The couple, natives of Uruguay, face deportation in July.
Offering help to victims » The U.S. Attorney's Office attempts to get undocumented immigrants to testify in similar cases involving con artists offering to provide legal papers for cash. They say they won't look at the immigration status of victims.
"We try to do something so victims of crime are not unfairly impacted. We recognize that in many cases people are here illegally, and we see what we can facilitate to get victims of crime to come forward that may or may not ultimately impact their immigration status," said Brett Parkinson, assistant U.S. attorney.
But so far, few have come forward in such cases, and the deportation of these families will not bolster the argument for doing so.
Salt Lake City police Chief Chris Burbank stirred some controversy earlier this year when he became one of the first and most vocal law-enforcement officials to say he was opting out of a new state law allowing local agencies to participate in enforcing federal immigration law.
Burbank said an important reason for his decision was to keep from spreading distrust of his officers in the immigrant community.
"If there's a fear that when they come forward, they in fact will be deported, they won't come forward and people will go unnecessarily victimized," Burbank said.
'ICE usually gets involved' » Leonor Perretta, an attorney whose firm is representing several of the South American families being deported in the wake of the Avila scam, says most criminal cases attract immigration enforcement agents.
"Sooner or later, ICE usually gets involved," said Perretta. "It makes it so undocumented immigrants tend to not want to report crimes committed against them."
And cases in which undocumented immigrants are bilked for promised visas that never appear is an "overly common" situation. "It happens so regularly because people take advantage of the hope for an avenue to apply for immigration benefits," Perretta said.

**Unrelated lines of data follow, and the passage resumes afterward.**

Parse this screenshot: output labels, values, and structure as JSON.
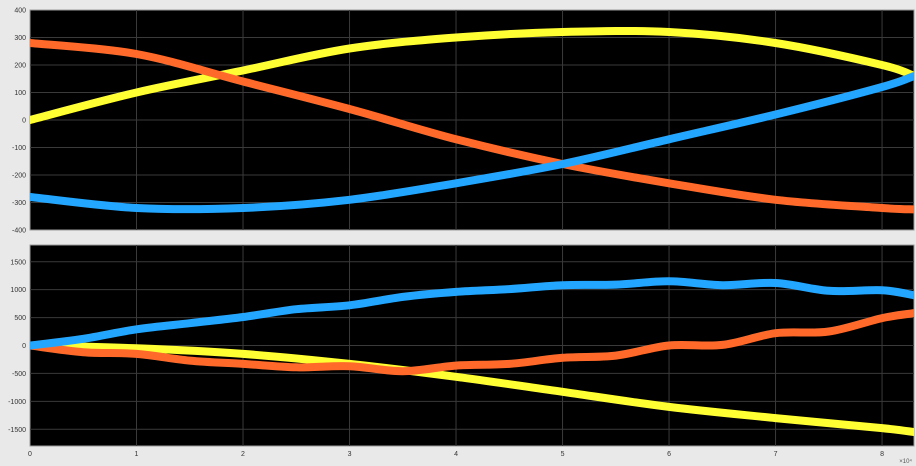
{
  "chart_data": [
    {
      "type": "line",
      "ylim": [
        -400,
        400
      ],
      "xlim": [
        0,
        8.3
      ],
      "grid": true,
      "y_ticks": [
        "400",
        "300",
        "200",
        "100",
        "0",
        "-100",
        "-200",
        "-300",
        "-400"
      ],
      "x_ticks": [],
      "series": [
        {
          "color": "#ffff33",
          "x": [
            0,
            1,
            2,
            3,
            4,
            5,
            6,
            7,
            8,
            8.3
          ],
          "values": [
            0,
            100,
            180,
            260,
            300,
            320,
            320,
            280,
            200,
            160
          ]
        },
        {
          "color": "#ff6a2a",
          "x": [
            0,
            1,
            2,
            3,
            4,
            5,
            6,
            7,
            8,
            8.3
          ],
          "values": [
            280,
            240,
            140,
            40,
            -70,
            -160,
            -230,
            -290,
            -320,
            -325
          ]
        },
        {
          "color": "#22a6ff",
          "x": [
            0,
            1,
            2,
            3,
            4,
            5,
            6,
            7,
            8,
            8.3
          ],
          "values": [
            -280,
            -320,
            -320,
            -290,
            -230,
            -160,
            -70,
            20,
            120,
            160
          ]
        }
      ]
    },
    {
      "type": "line",
      "ylim": [
        -1800,
        1800
      ],
      "xlim": [
        0,
        8.3
      ],
      "grid": true,
      "y_ticks": [
        "1500",
        "1000",
        "500",
        "0",
        "-500",
        "-1000",
        "-1500"
      ],
      "x_ticks": [
        "0",
        "1",
        "2",
        "3",
        "4",
        "5",
        "6",
        "7",
        "8"
      ],
      "x_exponent": "×10⁴",
      "series": [
        {
          "color": "#ffff33",
          "x": [
            0,
            1,
            2,
            3,
            4,
            5,
            6,
            7,
            8,
            8.3
          ],
          "values": [
            0,
            -50,
            -150,
            -330,
            -560,
            -830,
            -1100,
            -1300,
            -1480,
            -1550
          ]
        },
        {
          "color": "#ff6a2a",
          "x": [
            0,
            0.5,
            1,
            1.5,
            2,
            2.5,
            3,
            3.5,
            4,
            4.5,
            5,
            5.5,
            6,
            6.5,
            7,
            7.5,
            8,
            8.3
          ],
          "values": [
            0,
            -120,
            -150,
            -270,
            -330,
            -390,
            -370,
            -460,
            -360,
            -330,
            -220,
            -180,
            0,
            10,
            220,
            250,
            490,
            580
          ]
        },
        {
          "color": "#22a6ff",
          "x": [
            0,
            0.5,
            1,
            1.5,
            2,
            2.5,
            3,
            3.5,
            4,
            4.5,
            5,
            5.5,
            6,
            6.5,
            7,
            7.5,
            8,
            8.3
          ],
          "values": [
            0,
            120,
            290,
            400,
            510,
            650,
            720,
            870,
            960,
            1010,
            1080,
            1090,
            1150,
            1080,
            1120,
            980,
            990,
            900
          ]
        }
      ]
    }
  ]
}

Among several recent cases, Hillmar Ivan Jerez-Lopez was indicted in March for impersonating an ICE agent while promising undocumented immigrants he could fix their status for a few thousand dollars.
Bill Barton, a former state lawmaker and member of the anti-illegal immigration group Save Utah, calls it a "sad situation."
"There's always these people trying to make money off them, and if they identify themselves and testify, they take a chance in getting deported," Barton said. "But they're here wrongly, illegally, and should be deported or be told to go back and stand in line to become a citizen like so many have before."
Several of the swindled families in the Avila investigation came to the country on a visa waiver, meaning they signed away their rights to an immigration hearing before deportation. That's the situation for Lemos and his family, who must move to Uruguay by the end of July. "We have some relatives down there, but we don't know where we're going to go," he said. "We don't have a place to live and we don't know what we'll do for jobs. I don't know what we'll do."